A change in picnic protocol

I was a witness to a mass murder. Not only a witness, but a participant, albeit unwilling. It wasn't for the money; it wasn't for the high that some killers get from the taking of a life; it wasn't a crime of passion. It was a systematic, cold-blooded, premeditated killing--all in the name of a church picnic.

On the surface we were like any other church congregation. Every summer we planned at least one picnic where everyone got together and grilled hamburgers and ate watermelon.

But this particular summer was different. Somehow (this is where the details become sketchy) one of the deacons in our congregation procured 400 chickens (live ones), and, "sure," the minister said, "we're having a picnic, but we're not having hamburgers this year. We're having chicken."

Firstfruits under the table?

I should have seen it coming. I should have said something. But I was young and naive. I did not yet realize the implications until it was too late.

Looking back, I think it should have been obvious to any and all that the minister was on the take. There were firstfruits involved!

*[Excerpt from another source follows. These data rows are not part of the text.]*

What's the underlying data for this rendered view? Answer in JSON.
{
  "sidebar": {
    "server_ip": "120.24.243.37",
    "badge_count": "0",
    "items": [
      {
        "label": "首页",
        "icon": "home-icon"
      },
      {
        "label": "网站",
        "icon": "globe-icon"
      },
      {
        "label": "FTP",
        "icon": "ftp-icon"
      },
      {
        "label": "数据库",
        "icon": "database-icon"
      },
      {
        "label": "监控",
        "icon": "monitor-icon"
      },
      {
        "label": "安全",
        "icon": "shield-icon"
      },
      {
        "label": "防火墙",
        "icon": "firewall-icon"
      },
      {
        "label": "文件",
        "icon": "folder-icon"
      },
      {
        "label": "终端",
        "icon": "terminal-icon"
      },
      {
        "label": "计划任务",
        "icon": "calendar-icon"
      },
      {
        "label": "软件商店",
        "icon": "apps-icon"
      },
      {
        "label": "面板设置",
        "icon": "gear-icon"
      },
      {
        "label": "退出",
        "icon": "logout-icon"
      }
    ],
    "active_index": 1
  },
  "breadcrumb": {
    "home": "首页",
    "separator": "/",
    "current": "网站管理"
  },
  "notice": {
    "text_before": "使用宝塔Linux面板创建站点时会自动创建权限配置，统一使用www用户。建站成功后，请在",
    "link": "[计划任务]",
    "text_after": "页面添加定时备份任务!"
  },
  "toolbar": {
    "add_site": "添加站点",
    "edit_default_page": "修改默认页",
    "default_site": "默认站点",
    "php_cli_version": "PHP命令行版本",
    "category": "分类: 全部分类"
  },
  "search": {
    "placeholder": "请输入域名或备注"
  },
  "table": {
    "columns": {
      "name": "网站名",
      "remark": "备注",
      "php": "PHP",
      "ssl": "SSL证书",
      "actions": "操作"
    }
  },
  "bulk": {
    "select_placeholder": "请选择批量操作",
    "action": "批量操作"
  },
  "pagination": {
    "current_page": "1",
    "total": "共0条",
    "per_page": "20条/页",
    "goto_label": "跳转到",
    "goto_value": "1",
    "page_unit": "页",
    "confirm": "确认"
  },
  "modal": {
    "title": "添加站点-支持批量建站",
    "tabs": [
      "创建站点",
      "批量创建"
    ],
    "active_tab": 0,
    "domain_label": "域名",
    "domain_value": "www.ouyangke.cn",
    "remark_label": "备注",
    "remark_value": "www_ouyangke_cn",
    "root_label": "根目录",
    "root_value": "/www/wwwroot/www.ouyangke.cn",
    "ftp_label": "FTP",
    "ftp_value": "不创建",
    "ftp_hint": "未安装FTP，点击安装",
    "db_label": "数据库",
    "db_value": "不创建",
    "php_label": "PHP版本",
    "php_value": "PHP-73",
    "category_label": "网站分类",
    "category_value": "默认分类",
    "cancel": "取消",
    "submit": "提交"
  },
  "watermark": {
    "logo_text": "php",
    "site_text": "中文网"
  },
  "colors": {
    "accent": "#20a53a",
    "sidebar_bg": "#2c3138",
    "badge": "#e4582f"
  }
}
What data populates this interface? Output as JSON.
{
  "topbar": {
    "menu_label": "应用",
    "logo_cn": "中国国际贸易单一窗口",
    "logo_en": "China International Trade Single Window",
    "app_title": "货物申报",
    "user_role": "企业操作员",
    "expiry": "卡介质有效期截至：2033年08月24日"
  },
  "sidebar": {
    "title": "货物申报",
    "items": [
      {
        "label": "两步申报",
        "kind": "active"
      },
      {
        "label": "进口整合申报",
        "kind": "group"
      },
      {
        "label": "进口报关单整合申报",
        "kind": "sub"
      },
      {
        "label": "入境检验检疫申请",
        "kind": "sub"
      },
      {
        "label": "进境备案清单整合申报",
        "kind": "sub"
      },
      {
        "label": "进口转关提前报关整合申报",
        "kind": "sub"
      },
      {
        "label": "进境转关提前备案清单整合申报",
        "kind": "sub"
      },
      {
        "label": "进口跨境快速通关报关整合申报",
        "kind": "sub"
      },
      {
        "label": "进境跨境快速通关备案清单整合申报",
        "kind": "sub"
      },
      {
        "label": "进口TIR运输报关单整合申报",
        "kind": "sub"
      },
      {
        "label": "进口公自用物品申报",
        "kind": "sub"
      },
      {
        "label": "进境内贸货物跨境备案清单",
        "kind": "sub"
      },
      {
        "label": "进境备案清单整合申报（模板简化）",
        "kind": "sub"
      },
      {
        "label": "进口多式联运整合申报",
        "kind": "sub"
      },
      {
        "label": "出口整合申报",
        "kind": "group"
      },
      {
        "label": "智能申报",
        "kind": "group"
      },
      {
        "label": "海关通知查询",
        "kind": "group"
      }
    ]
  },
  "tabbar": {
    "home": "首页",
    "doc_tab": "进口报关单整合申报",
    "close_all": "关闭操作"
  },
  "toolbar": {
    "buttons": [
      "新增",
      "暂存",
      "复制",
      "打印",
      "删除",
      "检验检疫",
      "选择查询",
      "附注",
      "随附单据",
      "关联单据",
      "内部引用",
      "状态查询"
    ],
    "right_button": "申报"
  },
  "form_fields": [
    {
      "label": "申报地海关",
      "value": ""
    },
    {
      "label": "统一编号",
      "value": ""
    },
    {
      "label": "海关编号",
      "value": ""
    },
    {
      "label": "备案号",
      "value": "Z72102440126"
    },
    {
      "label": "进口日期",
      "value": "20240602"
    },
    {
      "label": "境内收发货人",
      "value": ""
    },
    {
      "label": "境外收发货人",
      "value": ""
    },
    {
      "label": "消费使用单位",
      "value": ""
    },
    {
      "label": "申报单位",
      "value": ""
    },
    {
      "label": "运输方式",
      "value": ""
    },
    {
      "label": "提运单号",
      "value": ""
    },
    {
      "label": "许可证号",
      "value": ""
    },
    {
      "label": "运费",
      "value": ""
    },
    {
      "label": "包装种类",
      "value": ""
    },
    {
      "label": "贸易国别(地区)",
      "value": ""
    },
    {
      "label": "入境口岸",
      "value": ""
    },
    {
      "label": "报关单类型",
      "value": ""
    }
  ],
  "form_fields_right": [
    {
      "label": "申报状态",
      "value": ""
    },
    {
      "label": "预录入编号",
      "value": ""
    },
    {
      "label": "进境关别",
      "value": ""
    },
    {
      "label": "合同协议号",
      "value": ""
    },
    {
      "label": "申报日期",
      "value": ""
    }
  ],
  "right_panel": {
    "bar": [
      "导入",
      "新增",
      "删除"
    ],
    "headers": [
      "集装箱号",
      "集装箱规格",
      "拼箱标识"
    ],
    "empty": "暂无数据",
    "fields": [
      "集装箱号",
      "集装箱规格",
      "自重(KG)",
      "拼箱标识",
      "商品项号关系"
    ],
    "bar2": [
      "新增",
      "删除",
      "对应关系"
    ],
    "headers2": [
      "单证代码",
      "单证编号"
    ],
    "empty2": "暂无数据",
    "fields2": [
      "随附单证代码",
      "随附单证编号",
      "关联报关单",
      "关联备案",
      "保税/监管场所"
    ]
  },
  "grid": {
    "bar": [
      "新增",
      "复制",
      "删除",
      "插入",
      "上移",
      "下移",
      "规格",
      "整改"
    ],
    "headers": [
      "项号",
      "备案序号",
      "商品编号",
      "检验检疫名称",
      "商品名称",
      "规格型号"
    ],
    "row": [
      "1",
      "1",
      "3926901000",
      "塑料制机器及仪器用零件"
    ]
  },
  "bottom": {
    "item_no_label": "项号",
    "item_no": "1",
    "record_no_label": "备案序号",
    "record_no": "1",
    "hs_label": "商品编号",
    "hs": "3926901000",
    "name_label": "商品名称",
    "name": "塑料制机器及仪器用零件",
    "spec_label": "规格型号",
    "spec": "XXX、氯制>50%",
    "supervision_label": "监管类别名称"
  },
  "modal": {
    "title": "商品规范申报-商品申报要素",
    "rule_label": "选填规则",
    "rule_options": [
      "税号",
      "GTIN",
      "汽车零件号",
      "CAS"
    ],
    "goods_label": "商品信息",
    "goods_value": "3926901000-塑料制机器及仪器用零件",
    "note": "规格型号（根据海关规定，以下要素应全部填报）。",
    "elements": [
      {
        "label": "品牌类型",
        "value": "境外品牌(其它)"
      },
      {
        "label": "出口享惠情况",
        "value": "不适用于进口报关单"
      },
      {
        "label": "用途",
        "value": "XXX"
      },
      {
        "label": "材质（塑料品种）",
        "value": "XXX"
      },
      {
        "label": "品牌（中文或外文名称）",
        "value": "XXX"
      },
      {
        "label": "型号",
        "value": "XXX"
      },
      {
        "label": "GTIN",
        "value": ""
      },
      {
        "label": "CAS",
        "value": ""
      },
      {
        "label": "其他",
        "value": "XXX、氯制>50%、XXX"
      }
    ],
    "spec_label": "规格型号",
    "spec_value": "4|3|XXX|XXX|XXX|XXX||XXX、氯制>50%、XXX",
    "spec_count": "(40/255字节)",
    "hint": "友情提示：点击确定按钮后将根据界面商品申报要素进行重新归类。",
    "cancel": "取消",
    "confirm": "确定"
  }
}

(For those of you who didn't grow up in a church area with lots of rural brethren, back in the '60s and '70s it was common for church members to present the minister with the first yielding of vegetables from their garden and sometimes livestock from their herds as a sort of tithe.)

If the minister could arrange a transaction with the deacon and purchase the chickens with money out of the local church activity fund, the deacon might feel obligated to skim a few extra birds off the top as firstfruits.

(Of course, this part is all speculation. It has never been proven, and time has erased all evidence that might have, at one time, led us to the real truth.)

Like I said, it has been a never-ending road to recovery, but I finally feel I can tell the story without fear of prosecution.

Work parties are fun, fun, fun!

As I recall, the Sunday before our scheduled annual picnic we had a mandatory work party. (At least it was mandatory in my family.) We arrived at the scene early in the morning. Church members' cars already lined the deacon's driveway and then some.

As we walked around the house and continued down to the barn area, there was a huge, black cast-iron pot filled with scalding water sitting atop some sort of gas burner adjacent to an old tree stump.

People were lined up receiving instructions from the deacon, and as we arrived on the scene we were all assigned a job.

It was an assembly line of monstrous proportions. I took it all in, much the way a camera captures a picture. The men in the group began grabbing the animals by their legs and pulling them out of their pens. They then handed them off to the young people in the group to hold (by the chickens' feet) until the lovely Mrs. Deaconess signaled to have the chicken brought to her as she stood by the old stump, where she summarily cut the bird's head off. (She was so sweet at services.)

I know why the caught bird fights

Before I knew it, a man thrust a chicken at me. (Excuse me for a moment. I still have trouble dealing with this part of the story.)

Not knowing what else to do, I took it by the feet just like it was handed to me. It immediately raised its head to peck my hand. I immediately dropped it.

Mrs. Deaconess stopped her executions only long enough to glare and yell at me--an otherwise lovely woman standing there drenched in blood, an ax in one hand, a chicken in the other, glaring at me.

(I guess the problem was that a loose chicken is hard to catch. What if we all dropped our chickens?)

Another young girl tried to coach me in the finer points of holding a chicken that knows it has only moments to live.

"They calm right down if you rub their stomachs," she said.

Well, there was no way I was going to rub a chicken's stomach. I didn't care how many firstfruits the minister was getting. Where was he, anyway?

I was not on Mrs. Deaconess's good side by this time, and I don't think I ever returned to the crime scene. I don't remember much at all after that. I can testify only that I seem to recall trying to find another way to help out.

The funny thing is, I can't even remember the picnic. But the lesson I learned that day at the work party I'll never forget; it helped mold my future. To this day I've never attended a church picnic that requires a work party that involves deaconesses with axes.